Course readers are distinguished from sourcebooks in that they are typically compiled by simply photocopying or scanning the selected materials and then adding covers, front matter, tables, and pagination. Thus, there is usually significant variation from one text to the next in a course reader because each document retains its original layout and typefaces. In contrast, the texts selected for inclusion in sourcebooks are usually edited, laid out, and typeset in a uniform format. Course readers are usually bound as softcover books and are intended only for use in the specific courses for which they were prepared, while sourcebooks are often bound as hardcover books similar to textbooks.

==History==
The practice of assembling coursepacks, printed collections of readings assembled by teachers to supplement college and university courses, for students developed as a systematization of the practice of disseminating "course handouts" for readings in class. This practice operated in parallel to the practice of libraries providing "course reserves"—material pulled off shelves and "reserved" for use at the library, to ensure access for students in a class.
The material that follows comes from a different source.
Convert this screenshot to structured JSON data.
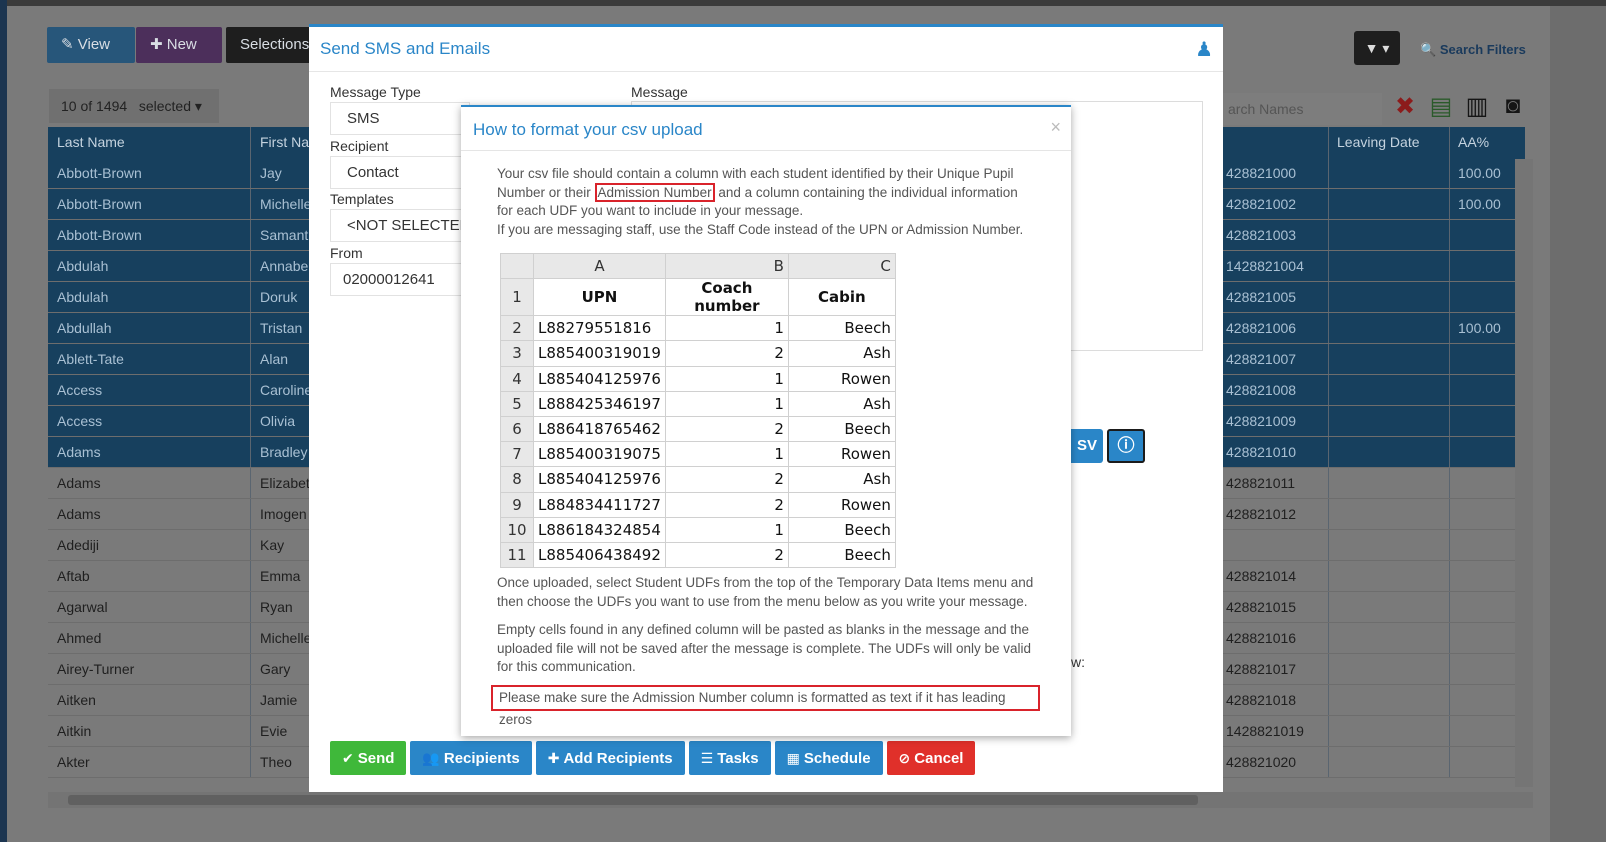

Some teachers used coursepacks to supplement textbooks; others used them basically to create their own ad hoc textbooks.

Over time, teachers began assembling their handouts at the beginning of the course, or having school administrators assemble them and charge students enough fees to recoup costs. As copy shops such as Kinko's became a thriving business in the late 1970s and early 1980s, they developed a market for making these coursepacks, offering different sorts of bindings, and so forth. Once the market became commercialized, licensing entities such as the Copyright Clearance Center (the "CCC") in the United States became involved, negotiating licensing and "clearance" fees for use of materials in coursepacks. Materials that could not be licensed could not be included in coursepacks. Primarily as a result of escalating license fees, coursepacks have become a significant expense for students, along with textbooks.

Coursepacks themselves operated primarily as an efficient service for providing print copies of material. As information has become increasingly available electronically, academic libraries have begun a transition to electronic reserves, making materials they have already acquired available for students registered in particular classes. Publishers, once critics of coursepack providers, have been critical of ereserves, arguing that libraries' provision of ereserves will supplant the commercial coursepack services.

==Legal status ==
In the United States, the question of classroom handouts received significant attention in the lobbying and negotiation leading up to the 1976 Copyright Act. The statute as passed included a legislative codification of fair use at 17 U.S.C. 107 which specifically described handouts ("multiple copies for classroom use") as a fair use. [T]he fair use of a copyrighted work, including such use by reproduction in copies ... for purposes such as ... teaching (including multiple copies for classroom use) ... is not an infringement of copyright." However, the transition from classroom handouts to coursepacks led to a shift in how these materials were treated under US copyright law. In a series of "coursepack cases", US courts found that commercial services that profited from developing coursepacks were not protected by fair use. See Princeton University Press v. Michigan Document Services (1996), Basic Books v. Kinko's Graphics (1991); 1982 litigation against New York University.

Publishers and rights clearance agencies have sued universities in several other countries (Canada, New Zealand, India), in order to require fees for coursepacks or library ereserves.